An object to be coerced to vegaspec, a Vega/Vega-Lite specification

...

other arguments

options

list, knitr options

## Details

The biggest thing to keep in mind about a Vega visualization is that very often, the chart tells you how much space it needs, rather than than you tell it how much space it has available. In the future, it may reveal itself how to manage better this "conversation".

## HTML-based

When knitting to an HTML-based format, the spec is rendered as normal, it calls vegawidget() using the options vega.width, vega.height and vega.embed:

• vega.width and vega.height are passed to vegawidget() as width and height, respectively. These values are coerced to numeric, so it is ineffective to specify a percentage. They are passed to vw_autosize() to resize the chart, if possible.

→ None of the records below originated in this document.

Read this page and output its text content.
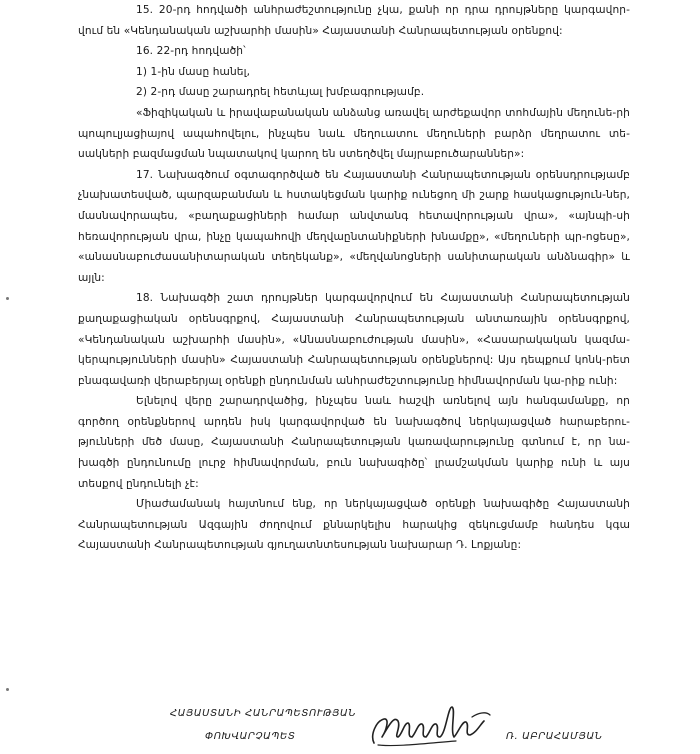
15. 20-րդ հոդվածի անհրաժեշտությունը չկա, քանի որ դրա դրույթները կարգավոր-վում են «Կենդանական աշխարհի մասին» Հայաստանի Հանրապետության օրենքով:

16. 22-րդ հոդվածի՝

1) 1-ին մասը հանել,

2) 2-րդ մասը շարադրել հետևյալ խմբագրությամբ.

«Ֆիզիկական և իրավաբանական անձանց առավել արժեքավոր տոհմային մեղունե-րի պոպուլյացիայով ապահովելու, ինչպես նաև մեղուատու մեղուների բարձր մեղրատու տե-սակների բազմացման նպատակով կարող են ստեղծվել մայրաբուծարաններ»:

17. Նախագծում օգտագործված են Հայաստանի Հանրապետության օրենսդրությամբ չնախատեսված, պարզաբանման և հստակեցման կարիք ունեցող մի շարք հասկացություն-ներ, մասնավորապես, «բաղաքացիների համար անվտանգ հետավորության վրա», «այնպի-սի հեռավորության վրա, ինչը կապահովի մեղվաընտանիքների խնամքը», «մեղուների պր-ոցեսը», «անասնաբուժասանիտարական տեղեկանք», «մեղվանոցների սանիտարական անձնագիր» և այլն:

18. Նախագծի շատ դրույթներ կարգավորվում են Հայաստանի Հանրապետության քաղաքացիական օրենսգրքով, Հայաստանի Հանրապետության անտառային օրենսգրքով, «Կենդանական աշխարհի մասին», «Անասնաբուժության մասին», «Հասարակական կազմա-կերպությունների մասին» Հայաստանի Հանրապետության օրենքներով: Այս դեպքում կոնկ-րետ բնագավառի վերաբերյալ օրենքի ընդունման անհրաժեշտությունը հիմնավորման կա-րիք ունի:

Ելնելով վերը շարադրվածից, ինչպես նաև հաշվի առնելով այն հանգամանքը, որ գործող օրենքներով արդեն իսկ կարգավորված են նախագծով ներկայացված հարաբերու-թյունների մեծ մասը, Հայաստանի Հանրապետության կառավարությունը գտնում է, որ նա-խագծի ընդունումը լուրջ հիմնավորման, բուն նախագիծը՝ լրամշակման կարիք ունի և այս տեսքով ընդունելի չէ:

Միաժամանակ հայտնում ենք, որ ներկայացված օրենքի նախագիծը Հայաստանի Հանրապետության Ազգային ժողովում քննարկելիս հարակից զեկուցմամբ հանդես կգա Հայաստանի Հանրապետության գյուղատնտեսության նախարար Դ. Լոքյանը:

ՀԱՅԱՍՏԱՆԻ ՀԱՆՐԱՊԵՏՈՒԹՅԱՆ
ՓՈԽՎԱՐՉԱՊԵՏ	Ռ. ԱԲՐԱՀԱՄՅԱՆ
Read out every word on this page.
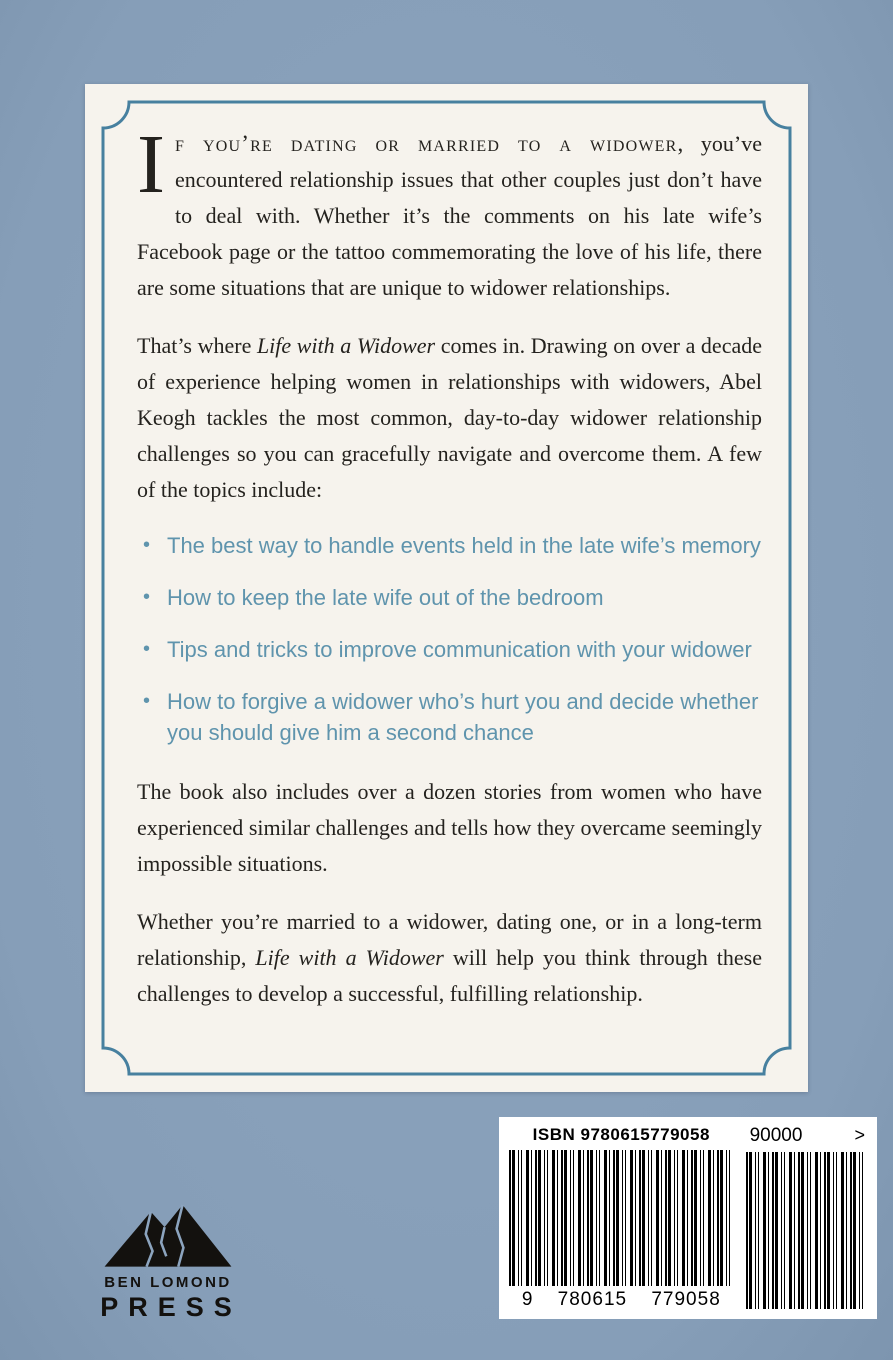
If you’re dating or married to a widower, you’ve encountered relationship issues that other couples just don’t have to deal with. Whether it’s the comments on his late wife’s Facebook page or the tattoo commemorating the love of his life, there are some situations that are unique to widower relationships.

That’s where Life with a Widower comes in. Drawing on over a decade of experience helping women in relationships with widowers, Abel Keogh tackles the most common, day-to-day widower relationship challenges so you can gracefully navigate and overcome them. A few of the topics include:

• The best way to handle events held in the late wife’s memory
• How to keep the late wife out of the bedroom
• Tips and tricks to improve communication with your widower
• How to forgive a widower who’s hurt you and decide whether you should give him a second chance

The book also includes over a dozen stories from women who have experienced similar challenges and tells how they overcame seemingly impossible situations.

Whether you’re married to a widower, dating one, or in a long-term relationship, Life with a Widower will help you think through these challenges to develop a successful, fulfilling relationship.

BEN LOMOND
PRESS
ISBN 9780615779058
9 780615 779058
90000	>
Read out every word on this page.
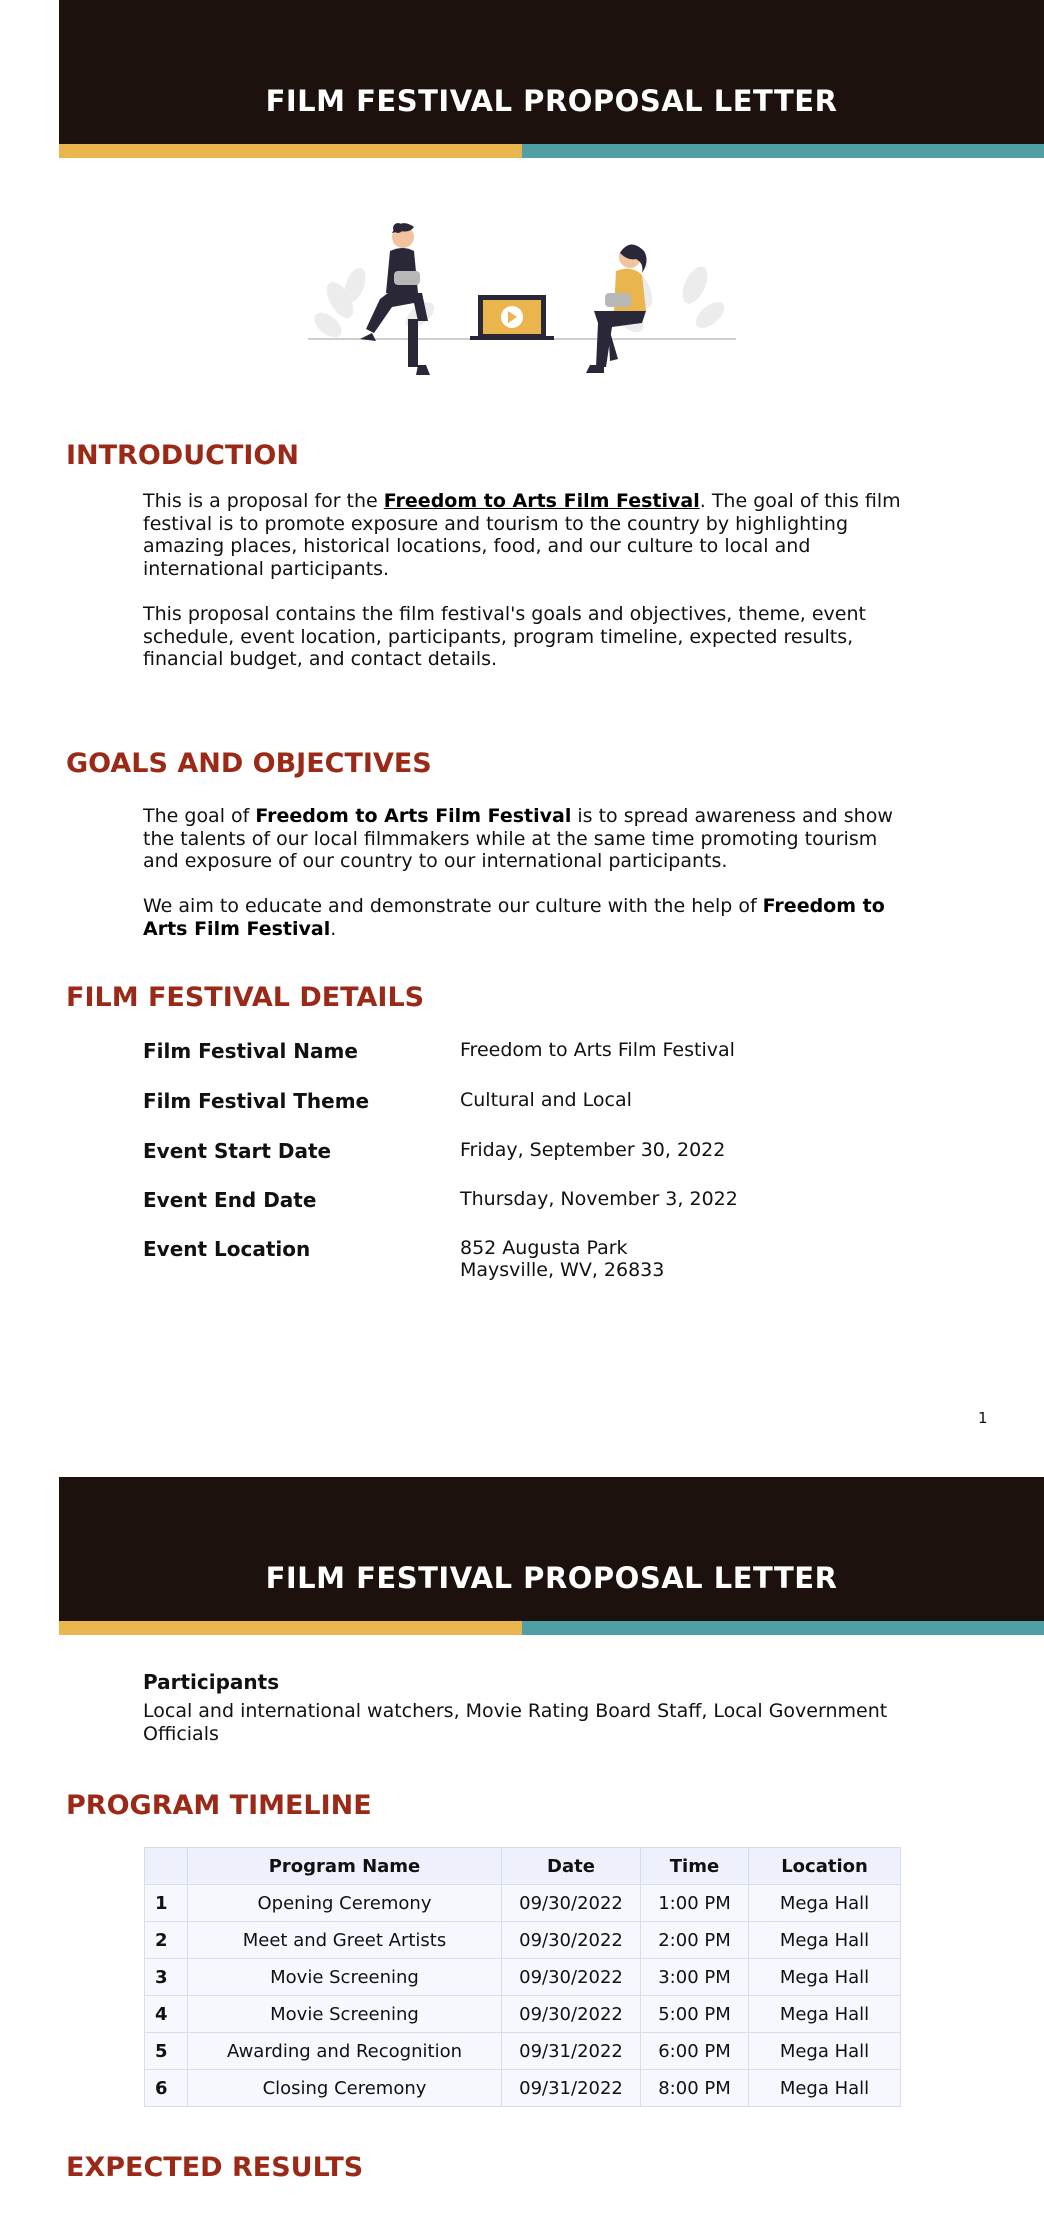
FILM FESTIVAL PROPOSAL LETTER
INTRODUCTION
This is a proposal for the Freedom to Arts Film Festival. The goal of this film festival is to promote exposure and tourism to the country by highlighting amazing places, historical locations, food, and our culture to local and international participants.
This proposal contains the film festival's goals and objectives, theme, event schedule, event location, participants, program timeline, expected results, financial budget, and contact details.
GOALS AND OBJECTIVES
The goal of Freedom to Arts Film Festival is to spread awareness and show the talents of our local filmmakers while at the same time promoting tourism and exposure of our country to our international participants.
We aim to educate and demonstrate our culture with the help of Freedom to Arts Film Festival.
FILM FESTIVAL DETAILS
Film Festival Name	Freedom to Arts Film Festival
Film Festival Theme	Cultural and Local
Event Start Date	Friday, September 30, 2022
Event End Date	Thursday, November 3, 2022
Event Location	852 Augusta Park
Maysville, WV, 26833
1
FILM FESTIVAL PROPOSAL LETTER
Participants
Local and international watchers, Movie Rating Board Staff, Local Government Officials
PROGRAM TIMELINE
	Program Name	Date	Time	Location
1	Opening Ceremony	09/30/2022	1:00 PM	Mega Hall
2	Meet and Greet Artists	09/30/2022	2:00 PM	Mega Hall
3	Movie Screening	09/30/2022	3:00 PM	Mega Hall
4	Movie Screening	09/30/2022	5:00 PM	Mega Hall
5	Awarding and Recognition	09/31/2022	6:00 PM	Mega Hall
6	Closing Ceremony	09/31/2022	8:00 PM	Mega Hall
EXPECTED RESULTS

• vega.embed is passed to vegawidget() as embed. The function vega_embed() can be useful to set vega.embed.

## Non-HTML-based

When knitting to an non-HTML-based format, e.g. github_document or pdf_document, this function will convert the chart to an image, then knitr will incorporate the image into your document. You have the additional knitr options dev, out.width, and out.height:

• The supported values of dev are "png", "svg", and "pdf". If you are knitting to a LaTeX format (e.g. pdf_document) and you specify dev as "svg", it will be implemented as "pdf".

• To scale the image within your document, you can use out.width or out.height. Because the image will already have an aspect ratio, it is recommended to specify no more than one of these.